Monschau: Stadt Monschau droht jetzt gerichtlicher Ärger

Der Stadt Monschau droht gerichtlicher Ärger, sollte der Planungsausschuss der Stadt in seiner Sitzung am Dienstag für die Änderung des Bebauungsplans des Real-Marktes in Imgenbroich stimmen. Das kündigt die Gebau-Fonds-Gesellschaft als Vertreterin der Grundstückeigentümer in einer Presseerklärung an.

Die Stadt plant „zentrale Versorgungsbereiche“ in einem neuen Gewerbegebiet in einem Dreieck zwischen Triere Straße, Hengstbrüchelchen und Konzen zu konzentrieren. Dort soll auch ein Vollsortimenter Platz finden. Entsprechend den Empfehlungen eines ebenfalls zu beschließenden Einzelhandels- und Zentrenkonzeptes soll mit der Änderung des Bebauungsplans an der Stelle des heutigen Real-Marktes Einzelhandel mit zentren- und nahversorgungsrelevanten Sortimenten ausgeschlossen werden, um die Objekte in dem neuen Gebiet zu schützen. Der Bestandsschutz soll aber bestehen bleiben.

Damit ist die Gebau-Fonds-Gesellschaft nicht einverstanden und kündigt in einer Presseerklärung rechtliche Schritte an. Der Bestandschutz schütze lediglich das Gebäude in seinem Ist-Zustand, erklärt Markus Johannknecht, Prokurist bei der Gebau-Fonds-Gesellschaft. Das verhindere Veränderungen an der Substanz und mache Erweiterungen unmöglich, damit sei die Dauerhaftigkeit des Betriebes in Frage gestellt. „Dabei handelt es sich nicht um ein kurzfristiges Problem, aber in Zukunft könnte es eins werden, insbesondere mit Blick auf die Veränderungen der Ist-Substanz und Nutzung, die heute noch durch den Bebauungsplan gedeckt sind“, sagt Johannknecht.

Das Grundstück gehöre einer Anlegergemeinschaft, deren Mitglieder „zu einer Zeit, als alle Gremien der Stadt ein SB-Warenhaus forderten, so mutig waren, den politischen Aussagen der Stadt Monschau zu vertrauen und dann auch in Monschau zu investieren“, heißt es in der Presseerklärung. „Wir sind es den Gesellschaftern schuldig, die im Vertrauen auf die planungsrechtlichen Voraussetzungen ihr Geld in die Hand genommen haben, um der Stadt bei der Umsetzung ihrer infrastrukturellen Ziele zu helfen, auch zukünftig die Werthaltigkeit ihrer Investition zu sichern. Das heutige Handeln der Stadt kann daher von uns nicht akzeptiert werden“, heißt es weiter.

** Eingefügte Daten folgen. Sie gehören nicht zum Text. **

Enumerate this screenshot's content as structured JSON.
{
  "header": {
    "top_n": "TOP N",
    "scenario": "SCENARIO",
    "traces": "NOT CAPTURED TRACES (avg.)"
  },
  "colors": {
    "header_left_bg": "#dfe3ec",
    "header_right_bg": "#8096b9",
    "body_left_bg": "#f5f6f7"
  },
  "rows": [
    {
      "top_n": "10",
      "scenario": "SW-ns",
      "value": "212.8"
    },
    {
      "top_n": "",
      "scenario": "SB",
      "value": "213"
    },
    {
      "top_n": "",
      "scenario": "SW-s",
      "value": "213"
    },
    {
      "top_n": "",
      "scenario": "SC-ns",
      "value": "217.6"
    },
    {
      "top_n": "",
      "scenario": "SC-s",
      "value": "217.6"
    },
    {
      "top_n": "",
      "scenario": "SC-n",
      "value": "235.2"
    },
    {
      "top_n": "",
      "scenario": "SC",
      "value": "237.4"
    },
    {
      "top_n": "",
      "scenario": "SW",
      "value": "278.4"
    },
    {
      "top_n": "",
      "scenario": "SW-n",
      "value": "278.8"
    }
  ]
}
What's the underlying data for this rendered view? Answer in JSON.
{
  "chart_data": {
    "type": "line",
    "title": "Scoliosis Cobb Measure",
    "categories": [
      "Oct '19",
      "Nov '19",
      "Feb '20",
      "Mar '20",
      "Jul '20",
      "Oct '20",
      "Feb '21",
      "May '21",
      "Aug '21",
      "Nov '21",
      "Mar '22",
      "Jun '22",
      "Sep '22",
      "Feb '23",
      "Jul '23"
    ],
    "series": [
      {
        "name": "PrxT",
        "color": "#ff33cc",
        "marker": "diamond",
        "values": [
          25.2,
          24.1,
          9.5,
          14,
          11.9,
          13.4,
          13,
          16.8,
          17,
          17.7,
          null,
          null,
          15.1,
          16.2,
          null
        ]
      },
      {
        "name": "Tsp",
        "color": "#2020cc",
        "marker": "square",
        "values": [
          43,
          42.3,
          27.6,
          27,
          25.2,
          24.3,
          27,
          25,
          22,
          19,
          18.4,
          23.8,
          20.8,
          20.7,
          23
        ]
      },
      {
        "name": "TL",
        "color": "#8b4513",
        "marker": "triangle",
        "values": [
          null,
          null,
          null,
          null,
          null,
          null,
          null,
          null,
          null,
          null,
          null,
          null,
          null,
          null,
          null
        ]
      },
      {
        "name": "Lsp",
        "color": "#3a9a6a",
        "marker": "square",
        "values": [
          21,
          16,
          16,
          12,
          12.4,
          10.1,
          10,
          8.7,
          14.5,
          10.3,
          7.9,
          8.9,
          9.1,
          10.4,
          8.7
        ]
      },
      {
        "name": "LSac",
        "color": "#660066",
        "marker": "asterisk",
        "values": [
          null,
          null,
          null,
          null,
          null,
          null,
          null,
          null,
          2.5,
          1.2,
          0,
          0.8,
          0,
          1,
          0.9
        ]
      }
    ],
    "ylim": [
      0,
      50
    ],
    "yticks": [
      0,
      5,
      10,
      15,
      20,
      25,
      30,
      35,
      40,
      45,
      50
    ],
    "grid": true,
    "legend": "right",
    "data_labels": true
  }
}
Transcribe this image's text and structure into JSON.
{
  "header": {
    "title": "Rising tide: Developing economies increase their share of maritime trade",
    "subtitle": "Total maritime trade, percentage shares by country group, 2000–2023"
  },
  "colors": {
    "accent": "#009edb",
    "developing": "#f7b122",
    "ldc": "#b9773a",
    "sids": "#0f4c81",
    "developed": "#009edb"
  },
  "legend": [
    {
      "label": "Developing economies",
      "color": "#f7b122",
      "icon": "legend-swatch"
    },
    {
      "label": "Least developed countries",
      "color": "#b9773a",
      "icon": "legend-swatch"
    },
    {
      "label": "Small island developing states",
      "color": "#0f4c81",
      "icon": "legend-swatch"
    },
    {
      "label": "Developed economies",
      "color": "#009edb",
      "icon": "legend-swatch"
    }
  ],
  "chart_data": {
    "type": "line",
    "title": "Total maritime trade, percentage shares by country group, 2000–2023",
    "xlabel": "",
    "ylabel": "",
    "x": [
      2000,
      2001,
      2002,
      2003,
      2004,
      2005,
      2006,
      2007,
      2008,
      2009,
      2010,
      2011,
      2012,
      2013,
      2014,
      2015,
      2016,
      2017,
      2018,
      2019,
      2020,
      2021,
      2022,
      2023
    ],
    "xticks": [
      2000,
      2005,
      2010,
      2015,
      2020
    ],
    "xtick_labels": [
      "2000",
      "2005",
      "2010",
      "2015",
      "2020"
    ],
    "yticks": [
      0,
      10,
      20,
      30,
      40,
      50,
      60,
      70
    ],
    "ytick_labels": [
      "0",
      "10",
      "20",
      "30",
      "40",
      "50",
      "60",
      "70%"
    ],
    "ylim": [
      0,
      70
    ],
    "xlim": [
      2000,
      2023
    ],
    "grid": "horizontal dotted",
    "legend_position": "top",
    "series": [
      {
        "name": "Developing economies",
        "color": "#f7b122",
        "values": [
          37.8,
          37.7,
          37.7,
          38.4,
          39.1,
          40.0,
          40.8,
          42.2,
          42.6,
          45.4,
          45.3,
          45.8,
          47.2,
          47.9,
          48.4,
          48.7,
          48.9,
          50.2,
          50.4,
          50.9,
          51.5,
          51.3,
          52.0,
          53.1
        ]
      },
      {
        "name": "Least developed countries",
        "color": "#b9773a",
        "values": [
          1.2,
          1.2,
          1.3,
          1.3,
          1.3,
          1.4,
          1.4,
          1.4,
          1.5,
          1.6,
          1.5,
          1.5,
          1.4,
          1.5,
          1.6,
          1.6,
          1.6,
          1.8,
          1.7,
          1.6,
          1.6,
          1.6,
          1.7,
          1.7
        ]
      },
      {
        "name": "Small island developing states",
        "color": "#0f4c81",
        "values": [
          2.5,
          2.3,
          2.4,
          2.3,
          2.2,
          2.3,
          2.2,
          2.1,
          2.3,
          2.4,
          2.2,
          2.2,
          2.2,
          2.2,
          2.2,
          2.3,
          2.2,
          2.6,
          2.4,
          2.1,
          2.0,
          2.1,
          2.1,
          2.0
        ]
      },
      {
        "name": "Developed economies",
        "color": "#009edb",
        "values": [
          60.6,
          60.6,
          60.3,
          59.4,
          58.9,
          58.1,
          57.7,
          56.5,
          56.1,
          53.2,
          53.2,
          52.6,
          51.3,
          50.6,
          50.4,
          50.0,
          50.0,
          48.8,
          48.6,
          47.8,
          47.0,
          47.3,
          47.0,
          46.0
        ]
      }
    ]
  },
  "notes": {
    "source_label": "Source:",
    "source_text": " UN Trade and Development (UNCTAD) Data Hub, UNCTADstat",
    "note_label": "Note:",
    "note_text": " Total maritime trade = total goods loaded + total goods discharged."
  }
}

Es sei nicht hinnehmbar, „dass ein seit Jahren gewachsener und in der Bevölkerung fest verankerter Einkaufsstandort den überzogenen und nicht am Bedarf orientierten Plänen einer Bürgermeisterin zum Opfer fällt und dass dies auch noch vom Stadtrat gebilligt wird“.

Daher werde man die Pläne der Stadt Monschau nötigenfalls auch vor Gerichten zu Fall bringen, droht die Gebau-Fonds-Gesellschaft.